Rising Commissions? Since When?

I had to double check to make sure what I heard over the weekend was correct. A.G. Edwards (AGE), a St. Louis based firm with 7,000 brokers nationwide, is planning to raise their commissions by 5 percent beginning on March 15th. In addition, their postage and handling fee is jumping 10 percent to $5.50 per transaction. Yes, that is correct. The company will charge customers $5.50 to mail them each trade confirmation. BrownCo actually only charges $5 to make a trade, so you can see how out of whack these fees really are.

Amazingly, full service brokers continue to thrive, even when they are ripping off millions of investors. AG Edwards stands to bring in an estimated $50 million in incremental revenue from the price hike, as they generate $1 billion per year in commissions (40 percent of total sales). Now I understand investors take comfort in having a personal broker with whom to work with, but at what point does one think twice about paying these astronomical fees? After all, it costs next to nothing to execute trade, which is why discounters can charge less than $10 and still make a lot of money.

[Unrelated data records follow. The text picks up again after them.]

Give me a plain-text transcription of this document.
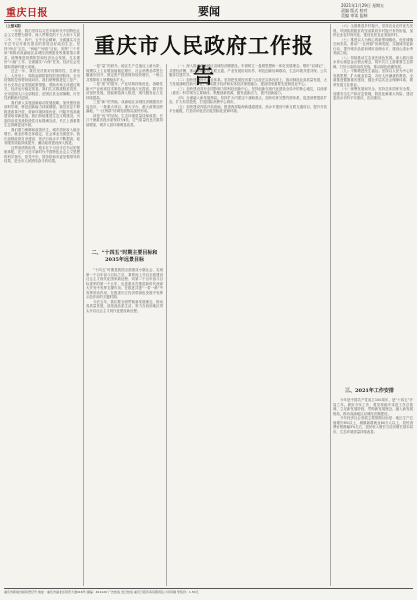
重庆日报	要闻	2021年1月29日 星期五
责编 版式 校对
美编 审读 监制
重庆市人民政府工作报告

（上接1版）

一年来，我们坚持以习近平新时代中国特色社会主义思想为指导，深入贯彻党的十九大和十九届二中、三中、四中、五中全会精神，全面落实习近平总书记对重庆提出的营造良好政治生态，坚持“两点”定位、“两地”“两高”目标，发挥“三个作用”和推动成渝地区双城经济圈建设等重要指示要求，统筹推进疫情防控和经济社会发展，扎实做好“六稳”工作、全面落实“六保”任务，经济社会发展取得新的重大成就。

过去一年，我们坚决抓好疫情防控，生命至上，人民至上，构筑起群防群控的坚固防线，全市疫情防控形势持续向好。我们统筹推进复工复产，出台支持企业发展政策措施，帮助市场主体渡过难关，经济运行稳定恢复。我们扎实推进脱贫攻坚，全市贫困人口全部脱贫，贫困区县全部摘帽，历史性消除绝对贫困。

我们深入实施创新驱动发展战略，加快建设西部科学城，科技创新能力持续增强。我们坚定不移推进改革开放，营商环境持续优化，内陆开放高地建设取得新进展。我们持续推进生态文明建设，污染防治攻坚战阶段性目标圆满完成，长江上游重要生态屏障更加牢固。

我们着力保障和改善民生，城乡居民收入稳步增长，就业形势总体稳定，社会事业全面进步。我们加强政府自身建设，依法行政水平不断提高，政务服务效能持续提升，廉洁政府建设深入推进。

这些成绩的取得，根本在于习近平总书记的领航掌舵，在于习近平新时代中国特色社会主义思想的科学指引，是党中央、国务院和市委坚强领导的结果，是全市人民团结奋斗的结果。

一是“量”的跃升。地区生产总值迈上新台阶，规模以上工业增加值稳定增长，社会消费品零售总额逐步回升，固定资产投资保持较快增长，一般公共预算收入规模稳步扩大。

二是“质”的提升。产业结构持续优化，战略性新兴产业和高技术制造业增加值占比提高，数字经济加快发展，智能制造深入推进，现代服务业占比持续提高。

三是“新”的突破。成渝地区双城经济圈建设开局良好，一批重大项目、重大平台、重大政策加快落地，“一区两群”协调发展格局加快形成。

四是“优”的呈现。生态环境质量持续改善，长江干流重庆段水质保持为Ⅱ类，空气质量优良天数持续增加，城乡人居环境明显改善。

二、“十四五”时期主要目标和2035年远景目标

“十四五”时期是我国全面建成小康社会、实现第一个百年奋斗目标之后，乘势而上开启全面建设社会主义现代化国家新征程、向第二个百年奋斗目标进军的第一个五年，也是重庆在推进新时代西部大开发中发挥支撑作用、在推进共建“一带一路”中发挥带动作用、在推进长江经济带绿色发展中发挥示范作用的关键时期。

今后五年，我们要全面贯彻新发展理念，推动高质量发展，创造高品质生活，努力在西部地区带头开启社会主义现代化建设新征程。

（一）深入推进成渝地区双城经济圈建设。牢固树立一盘棋思想和一体化发展理念，唱好“双城记”，共建经济圈，推动基础设施互联互通、产业发展协同协作、科技创新协调联动、生态环境共建共保、公共服务共建共享。

（二）加快建设现代产业体系。坚持把发展经济着力点放在实体经济上，推动制造业高质量发展，大力发展战略性新兴产业，推动数字经济和实体经济深度融合，建设国家重要先进制造业中心。

（三）加快建设具有全国影响力的科技创新中心。坚持创新在现代化建设全局中的核心地位，以西部（重庆）科学城为主要载体，集聚创新资源，激发创新活力，提升创新能力。

（四）全面融入新发展格局。坚持扩大内需这个战略基点，加快培育完整内需体系，促进消费提质扩容，扩大有效投资，打造国际消费中心城市。

（五）加快建设内陆开放高地。推进西部陆海新通道建设，高水平建设中新互联互通项目，提升开放平台能级，打造市场化法治化国际化营商环境。

（六）全面推进乡村振兴。坚持农业农村优先发展，巩固拓展脱贫攻坚成果同乡村振兴有效衔接，加快农业农村现代化，建设宜居宜业美丽乡村。

（七）推进以人为核心的新型城镇化。优化城镇空间布局，推动“一区两群”协调发展，实施城市更新行动，提升城市品质和城市治理水平，建设山清水秀美丽之地。

（八）持续推动生态优先绿色发展。深入践行绿水青山就是金山银山理念，筑牢长江上游重要生态屏障，打好污染防治攻坚战，推动绿色低碳发展。

（九）不断增进民生福祉。坚持以人民为中心的发展思想，扩大就业容量，办好人民满意的教育，全面推进健康重庆建设，健全多层次社会保障体系，繁荣发展文化事业。

（十）统筹发展和安全。坚持总体国家安全观，加强安全生产和应急管理，防范化解重大风险，建设更高水平的平安重庆、法治重庆。

三、2021年工作安排

今年是中国共产党成立100周年，是“十四五”开局之年。做好今年工作，要坚持稳中求进工作总基调，立足新发展阶段，贯彻新发展理念，融入新发展格局，推动成渝地区双城经济圈建设。

今年经济社会发展主要预期目标是：地区生产总值增长6%以上，城镇新增就业60万人以上，居民消费价格涨幅3%左右，居民收入增长与经济增长基本同步，生态环境质量持续改善。

重庆市新闻出版局登记号 地址：重庆市渝北区同茂大道416号 邮编：401120 广告热线 发行热线 重庆日报印务有限责任公司印刷 零售价：1.50元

The statistics have shown that analysts aren't good stock pickers (sell-side research generates the investment ideas brokers in turn recommend to their clients) and the majority of mutual funds lag the market, so the buy side isn't that great either. Meanwhile, discount brokers now offer all kinds of stock research reports, the same research high-priced brokers are using.

Why then are investors content to pay a 2 percent commission to full service brokers? Think about it this way. Let's say you hold your average stock for a year. If you are paying 2% when you buy it and another 2% when you sell it, you're 4% behind the market's return assuming your stock picks are average performers.

With valuations where they are today in the U.S. stock market, the S&P 500 is likely to only average a mid-to-high single digit annual return for the rest of the decade at least. So, a full service brokerage customer is going to make about 4% per year net of commissions if the market returns 8% per year. Mutual funds will return about 7% in such a scenario, but transaction fees and loads could take that number even lower. No wonder index funds have become so popular. Compared with actively managed mutual funds and full service brokers, they are often a better option.

This current state of the investment advisory industry is exactly why I started Peridot Capital Management. The average mutual fund investor is going to underperform. The average stock broker is going to underperform. Investors who pick their own stocks often buy what they know and like, paying no attention to valuation. In doing so, they buy overpriced blue chips stocks that have done wonderfully over the last twenty years, and as a result, are set to underperform.

Unless you can earn above-average returns on your own, index funds are the best option of the four most common investment options, but by definition you can not outperform by owning them.

The answer, at least in my eyes, is pretty simple; investing with superior independent research from a personal investment manager, who is not working on commission, through an online discount brokerage account. Hence Peridot Capital was born.